One of the most common methods of saving for retirements, IRAs also have penalties for early withdrawal. However, in a Colroado divorce or legal separation, a division of property is simply awarding a spouse his/her property interest, even though the account may be in the other spouse's name.  That means that transferring the IRA between spouses pursuant to a divorce court order is NOT a taxable event.

Regardless of whether an IRA is a Roth IRA or a Traditional IRA, the method of division is the same. To allocate a portion of an IRA to the spouse who is not named on the account, the Colorado divorce court order should specify either the dollar amount owing to that spouse, or the percentage of the IRA owing to that spouse.  The advantage (or disadvantage) of using a percentage is that the spouse will share in any increases or suffer any decrease in value if the value of the IRA has changed between the date of the decree of dissolution of marriage and the actual division of the account.
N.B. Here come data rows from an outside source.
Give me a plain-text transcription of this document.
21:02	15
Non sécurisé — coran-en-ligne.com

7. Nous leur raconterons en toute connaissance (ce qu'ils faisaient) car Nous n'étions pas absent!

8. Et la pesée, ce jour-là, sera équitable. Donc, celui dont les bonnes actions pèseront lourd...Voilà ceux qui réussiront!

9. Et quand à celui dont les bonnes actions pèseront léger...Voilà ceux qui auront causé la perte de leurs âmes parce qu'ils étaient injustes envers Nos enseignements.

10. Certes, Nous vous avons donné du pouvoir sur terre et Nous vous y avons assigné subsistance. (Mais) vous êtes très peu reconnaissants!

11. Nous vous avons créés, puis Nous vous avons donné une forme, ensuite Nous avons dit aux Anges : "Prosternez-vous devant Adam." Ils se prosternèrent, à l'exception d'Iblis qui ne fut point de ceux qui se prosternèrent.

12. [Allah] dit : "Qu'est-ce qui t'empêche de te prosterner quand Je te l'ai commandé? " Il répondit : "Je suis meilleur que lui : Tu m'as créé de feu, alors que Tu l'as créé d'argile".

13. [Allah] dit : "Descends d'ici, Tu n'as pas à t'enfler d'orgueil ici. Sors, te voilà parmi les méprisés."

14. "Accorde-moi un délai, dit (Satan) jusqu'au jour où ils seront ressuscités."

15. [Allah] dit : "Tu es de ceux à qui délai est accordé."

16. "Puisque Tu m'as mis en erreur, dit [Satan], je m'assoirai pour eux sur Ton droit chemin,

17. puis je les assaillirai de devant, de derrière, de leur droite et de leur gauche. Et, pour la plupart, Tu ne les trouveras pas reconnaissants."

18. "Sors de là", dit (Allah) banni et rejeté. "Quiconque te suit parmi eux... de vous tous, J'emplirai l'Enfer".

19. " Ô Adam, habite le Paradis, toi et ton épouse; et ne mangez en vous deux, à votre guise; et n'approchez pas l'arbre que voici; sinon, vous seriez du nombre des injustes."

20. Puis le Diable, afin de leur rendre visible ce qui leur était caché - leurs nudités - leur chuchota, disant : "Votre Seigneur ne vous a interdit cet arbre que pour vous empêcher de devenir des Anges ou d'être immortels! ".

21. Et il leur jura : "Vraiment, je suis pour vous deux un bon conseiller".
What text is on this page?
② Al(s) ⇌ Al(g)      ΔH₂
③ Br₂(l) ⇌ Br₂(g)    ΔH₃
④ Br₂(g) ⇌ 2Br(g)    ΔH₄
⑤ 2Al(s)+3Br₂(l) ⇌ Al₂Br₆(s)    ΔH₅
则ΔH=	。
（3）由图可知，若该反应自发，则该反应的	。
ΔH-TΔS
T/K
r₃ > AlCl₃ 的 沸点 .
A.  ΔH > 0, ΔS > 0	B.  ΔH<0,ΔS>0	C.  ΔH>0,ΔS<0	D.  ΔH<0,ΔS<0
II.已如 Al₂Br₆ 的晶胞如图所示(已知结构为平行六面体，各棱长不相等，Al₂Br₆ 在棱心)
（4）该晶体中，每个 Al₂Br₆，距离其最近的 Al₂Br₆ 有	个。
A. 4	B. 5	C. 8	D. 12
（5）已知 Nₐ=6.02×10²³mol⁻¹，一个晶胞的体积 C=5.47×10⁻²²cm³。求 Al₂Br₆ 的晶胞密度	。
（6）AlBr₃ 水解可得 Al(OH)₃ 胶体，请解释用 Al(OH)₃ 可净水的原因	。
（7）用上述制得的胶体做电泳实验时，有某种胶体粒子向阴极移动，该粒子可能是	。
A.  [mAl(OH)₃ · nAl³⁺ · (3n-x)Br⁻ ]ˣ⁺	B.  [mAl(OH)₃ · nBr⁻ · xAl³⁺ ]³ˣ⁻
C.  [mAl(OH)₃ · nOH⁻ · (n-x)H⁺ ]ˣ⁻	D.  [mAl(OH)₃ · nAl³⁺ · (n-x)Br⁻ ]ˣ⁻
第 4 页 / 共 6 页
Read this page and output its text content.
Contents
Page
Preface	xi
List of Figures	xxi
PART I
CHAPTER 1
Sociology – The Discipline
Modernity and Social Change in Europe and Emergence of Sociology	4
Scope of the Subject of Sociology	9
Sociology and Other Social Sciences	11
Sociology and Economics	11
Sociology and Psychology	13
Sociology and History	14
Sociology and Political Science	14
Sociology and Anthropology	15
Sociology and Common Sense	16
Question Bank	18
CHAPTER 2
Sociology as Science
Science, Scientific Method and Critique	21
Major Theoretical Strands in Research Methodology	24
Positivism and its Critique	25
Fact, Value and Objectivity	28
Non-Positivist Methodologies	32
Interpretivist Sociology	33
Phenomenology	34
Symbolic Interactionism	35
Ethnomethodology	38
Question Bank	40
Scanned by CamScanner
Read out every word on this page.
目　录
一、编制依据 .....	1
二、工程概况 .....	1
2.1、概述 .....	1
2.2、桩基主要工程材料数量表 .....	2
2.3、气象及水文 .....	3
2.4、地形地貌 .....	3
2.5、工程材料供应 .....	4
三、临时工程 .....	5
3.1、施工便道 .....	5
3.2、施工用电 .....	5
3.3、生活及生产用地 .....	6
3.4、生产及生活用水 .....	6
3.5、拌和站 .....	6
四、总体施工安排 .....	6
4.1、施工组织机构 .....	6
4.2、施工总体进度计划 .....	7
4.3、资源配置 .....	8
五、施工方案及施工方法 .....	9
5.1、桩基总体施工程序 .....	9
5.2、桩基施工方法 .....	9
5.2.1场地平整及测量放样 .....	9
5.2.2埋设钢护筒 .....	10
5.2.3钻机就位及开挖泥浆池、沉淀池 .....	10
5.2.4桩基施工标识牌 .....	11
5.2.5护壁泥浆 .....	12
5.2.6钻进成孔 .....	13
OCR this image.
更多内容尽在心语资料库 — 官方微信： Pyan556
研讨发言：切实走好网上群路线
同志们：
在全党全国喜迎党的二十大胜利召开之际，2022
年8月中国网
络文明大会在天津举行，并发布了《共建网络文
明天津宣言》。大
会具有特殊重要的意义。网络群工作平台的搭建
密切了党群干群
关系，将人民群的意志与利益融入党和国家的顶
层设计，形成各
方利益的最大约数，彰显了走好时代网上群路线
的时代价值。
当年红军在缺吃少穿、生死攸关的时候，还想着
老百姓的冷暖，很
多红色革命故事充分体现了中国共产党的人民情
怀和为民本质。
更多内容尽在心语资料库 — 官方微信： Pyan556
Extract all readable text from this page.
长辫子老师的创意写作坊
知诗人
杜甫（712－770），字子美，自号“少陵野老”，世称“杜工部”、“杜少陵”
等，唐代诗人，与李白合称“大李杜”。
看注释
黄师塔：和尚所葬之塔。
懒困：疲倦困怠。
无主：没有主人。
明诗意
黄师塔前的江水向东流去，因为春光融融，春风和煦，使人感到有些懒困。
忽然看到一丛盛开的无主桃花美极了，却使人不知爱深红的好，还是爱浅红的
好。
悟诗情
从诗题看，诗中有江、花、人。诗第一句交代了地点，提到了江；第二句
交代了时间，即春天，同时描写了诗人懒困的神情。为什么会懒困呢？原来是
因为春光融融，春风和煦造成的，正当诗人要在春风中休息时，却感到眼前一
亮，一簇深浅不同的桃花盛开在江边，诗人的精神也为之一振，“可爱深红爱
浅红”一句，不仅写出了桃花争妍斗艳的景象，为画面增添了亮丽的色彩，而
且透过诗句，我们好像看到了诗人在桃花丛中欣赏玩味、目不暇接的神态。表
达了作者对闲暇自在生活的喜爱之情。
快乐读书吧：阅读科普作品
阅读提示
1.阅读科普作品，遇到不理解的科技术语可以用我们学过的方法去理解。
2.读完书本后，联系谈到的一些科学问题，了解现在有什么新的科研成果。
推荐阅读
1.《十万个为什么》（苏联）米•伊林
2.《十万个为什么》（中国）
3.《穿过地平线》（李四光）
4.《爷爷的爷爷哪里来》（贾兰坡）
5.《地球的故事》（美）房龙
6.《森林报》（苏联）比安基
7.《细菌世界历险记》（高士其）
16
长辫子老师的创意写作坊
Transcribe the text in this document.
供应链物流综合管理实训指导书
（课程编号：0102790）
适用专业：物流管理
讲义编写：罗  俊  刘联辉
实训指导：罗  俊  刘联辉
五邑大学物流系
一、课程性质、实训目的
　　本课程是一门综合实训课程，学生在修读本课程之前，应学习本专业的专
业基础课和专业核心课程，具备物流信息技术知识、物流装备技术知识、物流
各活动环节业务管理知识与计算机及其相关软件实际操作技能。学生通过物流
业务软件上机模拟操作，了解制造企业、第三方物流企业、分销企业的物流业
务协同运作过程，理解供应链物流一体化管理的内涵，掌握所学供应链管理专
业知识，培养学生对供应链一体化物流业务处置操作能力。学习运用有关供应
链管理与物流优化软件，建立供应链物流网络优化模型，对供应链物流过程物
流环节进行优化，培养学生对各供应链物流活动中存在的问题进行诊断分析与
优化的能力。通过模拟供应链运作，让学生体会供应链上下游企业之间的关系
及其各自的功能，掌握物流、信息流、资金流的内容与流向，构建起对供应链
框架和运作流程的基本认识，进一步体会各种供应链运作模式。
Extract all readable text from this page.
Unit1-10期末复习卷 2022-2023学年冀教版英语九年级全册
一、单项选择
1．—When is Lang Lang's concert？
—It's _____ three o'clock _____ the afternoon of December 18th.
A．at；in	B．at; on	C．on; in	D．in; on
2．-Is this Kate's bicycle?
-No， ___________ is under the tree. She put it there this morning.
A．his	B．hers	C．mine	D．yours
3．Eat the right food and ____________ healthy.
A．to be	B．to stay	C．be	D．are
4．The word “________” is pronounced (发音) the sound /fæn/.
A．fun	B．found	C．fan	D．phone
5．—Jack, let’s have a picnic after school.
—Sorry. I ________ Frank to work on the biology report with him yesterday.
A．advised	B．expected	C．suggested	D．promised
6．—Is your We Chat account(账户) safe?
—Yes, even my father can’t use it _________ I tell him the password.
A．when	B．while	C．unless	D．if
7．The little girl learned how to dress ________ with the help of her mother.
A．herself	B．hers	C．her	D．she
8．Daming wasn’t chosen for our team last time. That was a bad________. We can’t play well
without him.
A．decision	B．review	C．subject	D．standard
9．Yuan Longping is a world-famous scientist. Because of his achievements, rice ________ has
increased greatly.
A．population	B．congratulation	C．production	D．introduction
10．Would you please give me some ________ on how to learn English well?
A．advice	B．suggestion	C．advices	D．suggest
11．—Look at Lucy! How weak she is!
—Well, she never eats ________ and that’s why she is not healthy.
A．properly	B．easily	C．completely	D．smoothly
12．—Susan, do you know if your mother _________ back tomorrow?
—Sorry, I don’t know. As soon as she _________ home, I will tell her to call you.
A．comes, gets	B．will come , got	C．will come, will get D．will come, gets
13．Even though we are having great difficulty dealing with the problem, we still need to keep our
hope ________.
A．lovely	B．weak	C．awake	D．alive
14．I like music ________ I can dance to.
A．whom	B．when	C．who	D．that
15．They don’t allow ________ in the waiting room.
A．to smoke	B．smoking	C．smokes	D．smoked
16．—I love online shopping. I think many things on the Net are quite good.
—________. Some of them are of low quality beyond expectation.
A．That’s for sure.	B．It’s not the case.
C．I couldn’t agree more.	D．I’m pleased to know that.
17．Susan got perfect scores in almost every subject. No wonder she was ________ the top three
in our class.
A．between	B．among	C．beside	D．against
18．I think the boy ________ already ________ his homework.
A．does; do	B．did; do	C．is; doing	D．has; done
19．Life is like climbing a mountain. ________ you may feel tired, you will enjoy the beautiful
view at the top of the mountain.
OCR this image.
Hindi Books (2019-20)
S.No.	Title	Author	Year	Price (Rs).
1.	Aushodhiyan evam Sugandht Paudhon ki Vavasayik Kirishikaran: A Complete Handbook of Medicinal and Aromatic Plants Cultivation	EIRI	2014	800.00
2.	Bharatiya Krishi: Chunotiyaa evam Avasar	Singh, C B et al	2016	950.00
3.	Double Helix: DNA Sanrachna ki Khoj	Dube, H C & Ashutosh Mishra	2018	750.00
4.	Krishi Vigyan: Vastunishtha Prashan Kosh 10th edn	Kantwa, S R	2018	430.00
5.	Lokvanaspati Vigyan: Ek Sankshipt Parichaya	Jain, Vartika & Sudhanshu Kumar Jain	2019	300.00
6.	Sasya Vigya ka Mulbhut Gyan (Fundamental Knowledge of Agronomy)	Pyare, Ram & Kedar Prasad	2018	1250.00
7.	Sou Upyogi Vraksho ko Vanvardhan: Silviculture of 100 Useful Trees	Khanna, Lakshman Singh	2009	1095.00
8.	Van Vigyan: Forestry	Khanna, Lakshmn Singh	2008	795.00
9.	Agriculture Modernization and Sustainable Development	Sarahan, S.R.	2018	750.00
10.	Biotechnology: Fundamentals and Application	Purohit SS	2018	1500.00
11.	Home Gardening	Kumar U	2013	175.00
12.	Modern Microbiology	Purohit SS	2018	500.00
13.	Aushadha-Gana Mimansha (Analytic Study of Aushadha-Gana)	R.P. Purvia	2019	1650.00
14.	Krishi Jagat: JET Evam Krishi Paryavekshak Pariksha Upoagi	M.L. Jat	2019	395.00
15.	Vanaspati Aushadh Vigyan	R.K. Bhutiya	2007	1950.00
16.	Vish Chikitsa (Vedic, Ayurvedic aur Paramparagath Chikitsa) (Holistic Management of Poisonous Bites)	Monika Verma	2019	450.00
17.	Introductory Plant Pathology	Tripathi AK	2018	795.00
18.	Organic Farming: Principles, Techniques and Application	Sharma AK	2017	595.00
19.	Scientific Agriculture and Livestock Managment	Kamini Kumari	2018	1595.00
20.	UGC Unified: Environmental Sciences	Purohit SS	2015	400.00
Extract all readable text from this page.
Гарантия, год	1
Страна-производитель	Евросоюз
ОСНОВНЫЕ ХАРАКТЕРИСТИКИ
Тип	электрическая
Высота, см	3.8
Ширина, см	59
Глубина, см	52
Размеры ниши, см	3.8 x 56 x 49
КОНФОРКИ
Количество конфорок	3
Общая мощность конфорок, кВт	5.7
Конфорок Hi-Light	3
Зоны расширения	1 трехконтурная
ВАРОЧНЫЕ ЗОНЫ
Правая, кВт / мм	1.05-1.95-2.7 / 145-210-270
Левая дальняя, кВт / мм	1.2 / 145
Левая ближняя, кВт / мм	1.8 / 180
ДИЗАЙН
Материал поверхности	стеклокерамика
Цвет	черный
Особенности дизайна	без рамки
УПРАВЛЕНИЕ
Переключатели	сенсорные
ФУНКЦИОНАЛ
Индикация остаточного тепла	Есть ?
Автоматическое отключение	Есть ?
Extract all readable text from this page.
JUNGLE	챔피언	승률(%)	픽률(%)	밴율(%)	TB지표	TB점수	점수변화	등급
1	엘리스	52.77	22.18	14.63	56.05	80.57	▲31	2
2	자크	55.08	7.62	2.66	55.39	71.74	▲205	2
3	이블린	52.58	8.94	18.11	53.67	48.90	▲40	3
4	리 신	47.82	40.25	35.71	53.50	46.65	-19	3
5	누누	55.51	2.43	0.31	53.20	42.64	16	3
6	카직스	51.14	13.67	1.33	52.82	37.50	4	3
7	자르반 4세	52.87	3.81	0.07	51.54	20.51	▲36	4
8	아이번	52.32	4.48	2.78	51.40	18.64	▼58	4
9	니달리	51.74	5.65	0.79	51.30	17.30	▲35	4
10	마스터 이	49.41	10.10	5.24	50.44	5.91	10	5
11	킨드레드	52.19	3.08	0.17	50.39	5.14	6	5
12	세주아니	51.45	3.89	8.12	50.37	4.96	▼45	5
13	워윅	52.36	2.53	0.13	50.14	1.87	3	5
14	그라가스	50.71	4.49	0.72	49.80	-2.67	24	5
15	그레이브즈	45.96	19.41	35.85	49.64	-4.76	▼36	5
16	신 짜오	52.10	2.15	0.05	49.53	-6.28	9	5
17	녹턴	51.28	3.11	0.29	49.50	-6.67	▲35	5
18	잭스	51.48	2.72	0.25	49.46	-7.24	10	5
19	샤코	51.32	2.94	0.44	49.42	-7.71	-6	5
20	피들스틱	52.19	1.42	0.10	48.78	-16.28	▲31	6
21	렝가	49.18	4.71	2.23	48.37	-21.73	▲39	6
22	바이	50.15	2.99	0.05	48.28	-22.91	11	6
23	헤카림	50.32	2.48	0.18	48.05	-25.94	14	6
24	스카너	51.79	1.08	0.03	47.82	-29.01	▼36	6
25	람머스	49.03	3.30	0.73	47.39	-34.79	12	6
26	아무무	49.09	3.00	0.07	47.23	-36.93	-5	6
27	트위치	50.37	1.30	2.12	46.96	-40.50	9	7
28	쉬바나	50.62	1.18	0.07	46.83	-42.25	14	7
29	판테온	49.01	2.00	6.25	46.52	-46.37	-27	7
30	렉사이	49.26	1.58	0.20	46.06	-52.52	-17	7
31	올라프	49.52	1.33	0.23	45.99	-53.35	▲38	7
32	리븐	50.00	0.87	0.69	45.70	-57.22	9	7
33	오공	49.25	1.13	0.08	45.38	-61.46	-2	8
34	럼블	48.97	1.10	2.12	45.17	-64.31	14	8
Example:  At dissolution, the IRA is worth $10,000, and each spouse is awarded 50%.  The lawyer forgets to advise the clients how to divide the retirement (neither client used Black & Graham!), so several months later when the IRA is finally divided, it has appreciated in value to $15,000.  Each spouse now gets $7500, rather than $5000.  Of course, the same is true in reverse, should the IRA decrease in value.

Typically, fund management companies will require a copy of the court order allocating some or all of an IRA to the other spouse, along with their own form, usually signed with a medallion signature guarantee (not simply a notary - think of it as a "super notary"), which formally transfers the IRA.